The transformation of New York Mets left-hander Steven Matz into a bonafide back-end-of-the-rotation weapon looks to be nearly complete.

Inconsistency has long plagued the 28-year-old former second-round draft pick, but over the last eight weeks, Matz has turned a substantial corner.

From June 29 — eight days after the Mets appointed 82-year-old Phil Regan as the team’s new pitching coach — through his last start in Atlanta (six innings, two hits, one run), Matz pitched to a 3.29 ERA with 34 strikeouts and six walks over seven games (six starts, one relief appearance; 38.1 IP). That’s including his five-run, 3.2-inning effort versus Pittsburgh on August 2.

Among MLB starters with over 30 innings pitched during that span, Matz’ 2.67 FIP ranks fifth, his 1.45 walks per nine innings are tenth-best, and his 0.49 home runs allowed per nine is good for third in baseball.

With an offensively talented Cleveland squad heading into Citi Field and New York just two games out of a wild-card spot, the Mets would need Steven Matz at his best. What they got was more than sufficient.

The 28-year-old southpaw worked a perfect first, catching Cleveland’s slugging first baseman, Carlos Santana, looking at a high-inside, 94 MPH sinker to end the frame.

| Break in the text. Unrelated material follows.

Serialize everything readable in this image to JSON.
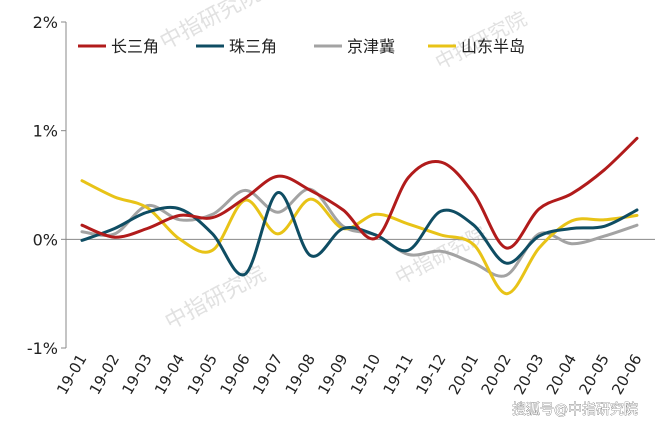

After retiring the newly-acquired Yasiel Puig (strikeout looking) and Jose Ramirez to start his second inning of work, Matz allowed a towering blast — just his third home run allowed since June 29 — to Jason Kipnis, putting Cleveland ahead, 1-0.

The Mets went ahead 2-1 in the bottom half of the second on J.D. Davis two-run homer into the batters’ eye in center field, and Matz protected his newfound lead in a scoreless third, working around Francisco Lindor‘s 31st double of the season with one out. Though, Matz wouldn’t be so lucky in the fourth.

After Puig reached on a Todd Frazier fielding error at third leading off the frame, Ramirez followed with a single on a sinker right down the heart of the plate and Kipnis took a high-middle, 94 MPH sinker back up the middle in the next at-bat to tie the game at two.

Matz set down Roberto Perez, Greg Allen, and struck out his counterpart, Shane Bieber, for the second time (looking; chest-high, 93 MPH sinker) to leave two runners stranded. Matz entered the fifth at an economic 64 pitches and needed just eight more to get through his second 1-2-3 inning of the night.

Now appearing to have found a comfortable groove, the left-hander struck out Puig looking at a sinker on the inside paint to start the sixth, got Ramirez looking at a gorgeous high-70s curveball, and induced an inning-ending fly-out from Kipnis to retire his ninth consecutive Cleveland batter.

At 87 pitches heading into the seventh — with a brand new two-run lead courtesy of Michael Conforto‘s Scooter Bomb in the bottom of the sixth — Matz struck out Perez swinging at an irresistible curve in the dirt but allowed a base hit to Allen and walked Franmil Reyes to end his evening after six-and-a-third innings of work, striking out seven with two walks on 98 pitches (58 strikes).

Justin Wilson took the ball with two of Matz’ baserunners lingering but struck out Lindor on three consecutive cutters and got Oscar Mercado flailing at an 89 MPH slider to keep his fellow southpaw’s line to an agreeable one earned run, lowering Matz’ ERA to 4.18 on the year.

Going back to that aforementioned June 29 date, Matz now has a 2.64 ERA with 41 strikeouts, eight walks, and 1.09 walks and hits per inning (54.2 innings).

Despite racking up just four swings-and-misses over the course of the evening, Matz picked up 14 called strikes on 43 sinkers thrown and 22 in total.

As we’ve seen in the past, when all of his pitches are working for him, Steven Matz can hang with the very best in the game. Just ask Shane Beiber and the Cleveland baseball club.